Antes de falar sobre a jornada de protagonismo da mulher negra, devemos ao menos começar com as devidas apresentações: meu nome é Mirtes Santana, sou roteirista moradora da periferia de São Paulo. Sou formada em Cinema e Audiovisual e, antes de escrever para cinema e TV, já trabalhei em produção executiva, com ilustração, numa gráfica e até numa fábrica de uniformes. Sei que parece muita coisa para uma mulher em seus vinte anos, mas acredite: eu teria feito muito mais se muitas portas não tivessem sido fechadas na minha cara por conta do racismo.
Quando recebi o convite da Suzana para escrever essa coluna, fiquei feliz pela possibilidade de criar um espaço onde eu pudesse contar narrativas negras. Mas, depois desse êxtase inicial, fiquei assustada. Quando a luz de um refletor é apontada para você, é difícil mesurar a responsabilidade de falar sobre as conquistas – e dores profundas – da comunidade negra no Brasil.
Nesse abismo contrastante, o medo é de falhar com meu povo, já que estamos em pouquíssimos espaços de poder. Então, decidi usar esse medo como força motora para a tarefa pessoal que assumi para essa coluna: criar um espaço em que possamos ressignificar, celebrar, vislumbrar o ser negra.
Hoje vivemos um momento frágil de muitas perdas, por conta da pandemia. Não nego que vivo num lugar de concessões que me permitem ter essa voz aqui.

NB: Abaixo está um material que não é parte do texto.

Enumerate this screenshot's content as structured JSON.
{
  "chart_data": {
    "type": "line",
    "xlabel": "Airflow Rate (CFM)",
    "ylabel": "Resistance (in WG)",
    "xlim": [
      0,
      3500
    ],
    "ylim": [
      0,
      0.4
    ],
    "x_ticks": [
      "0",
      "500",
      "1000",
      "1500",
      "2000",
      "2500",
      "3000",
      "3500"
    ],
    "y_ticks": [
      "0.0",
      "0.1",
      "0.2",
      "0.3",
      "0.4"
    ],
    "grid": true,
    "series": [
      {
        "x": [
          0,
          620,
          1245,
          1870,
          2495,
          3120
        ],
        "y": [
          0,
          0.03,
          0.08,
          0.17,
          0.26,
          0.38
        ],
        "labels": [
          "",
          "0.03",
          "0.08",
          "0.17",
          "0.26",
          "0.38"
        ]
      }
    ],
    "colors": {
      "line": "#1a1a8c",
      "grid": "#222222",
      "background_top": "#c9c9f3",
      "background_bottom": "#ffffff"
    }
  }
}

E, assim como vocês, tenho muitas perguntas e reflexões sobre o futuro, enquanto conto os dias sem saber em quantos dias faltam em que estaremos finalmente seguros.
Penso que meu papel como contadora de histórias é transformar esse episódio numa contranarrativa: precisamos falar da nossa negritude, do lugar de reinvenção da nossa identidade nesse caos, para não perdermos os direitos que já conquistamos e que sempre são ameaçados. Nós precisamos falar sobre nós agora.
Nessa relação, acredito que há respostas também nos pilares de passado diaspórico de resistência. Em palavras mais potentes, a nossa ancestralidade tem um papel fundamental na nossa construção e formação. Eu falo de história, porque eu acredito que eu não estaria aqui hoje, erguendo a minha voz, se minha mãe, minhas avós, minhas antepassadas, não tivessem depositado em mim a crença de um futuro melhor. E que futuro é construído a partir das pequenas conquistas do presente.
Sendo a única negra em muitos espaços, percebi uma solidão profunda em debater ideias, construir diálogos, construir questionamentos. Essa mesma solidão também permanece no âmbito afetivo e nas relações de trabalho.
Mas encontrei força em outras mulheres negras no caminho, que compartilhavam de experiências tão solitárias e violentas quanto as minhas, e percebi um padrão: as nossas jornadas de superação que ao mesmo tempo em que nos definem para branquitude e nos encorajam a seguir em frente, parecem, ao fim, querer nos oprimir numa demanda de meritocracia em que poucas de nós ascendemos.
Não temos controle da estrutura racial que nos oprime e nos separa. Ela nos controla, nos afasta das chances de uma vida digna. Estou aqui pra te afirmar que nenhuma narrativa negra é única. E é essa variação de cores, formas, militâncias que formam toda a negritude. Falhamos, gritamos, somos frágeis, sensíveis, ora fortes, ora sábios, ora estamos desorientados. Não queremos ser reduzidos à estereótipos nas telas de cinema, nem queremos ser a ausência nos espaços de poder. Batalhamos diariamente numa revolução silenciosa, enquanto lutamos para sobreviver. Somos presença e queremos ser livres.
Mas se tem uma coisa que eu, mulher millenial entendi é que a internet tem um poder incrível de compartilhamento expansível. Vivemos hoje num momento de informação, onde as afetividades estão se multiplicando e sendo compartilhadas. E racializar discussões e criar contextos podem potencializar nossas trocas para um mundo mais igualitário.
“Okay, ladies, now let’s get in formation!”.
Você mulher negra deve concordar comigo que o primeiro pilar que reivindicamos é a formação, que diz respeito ao acesso à educação. O segundo é de integração, porque simplesmente não adianta falar em diversidade, cruzar os braços e ficar sendo a única negra no rolê; terceiro, aceleração: não vamos ficar estacionadas num mesmo cargo pra sempre, precisamos subir porque a posição que mais amamos é a de CEO. E eu estou aqui pra te apoiar.
Você vem comigo nessa jornada? Apertem os cintos, arrume o seu black e vamos rumo às aventuras afrofuturistas da protagonista negra! Bem vindos a MULHER NEGRA DO FUTURO.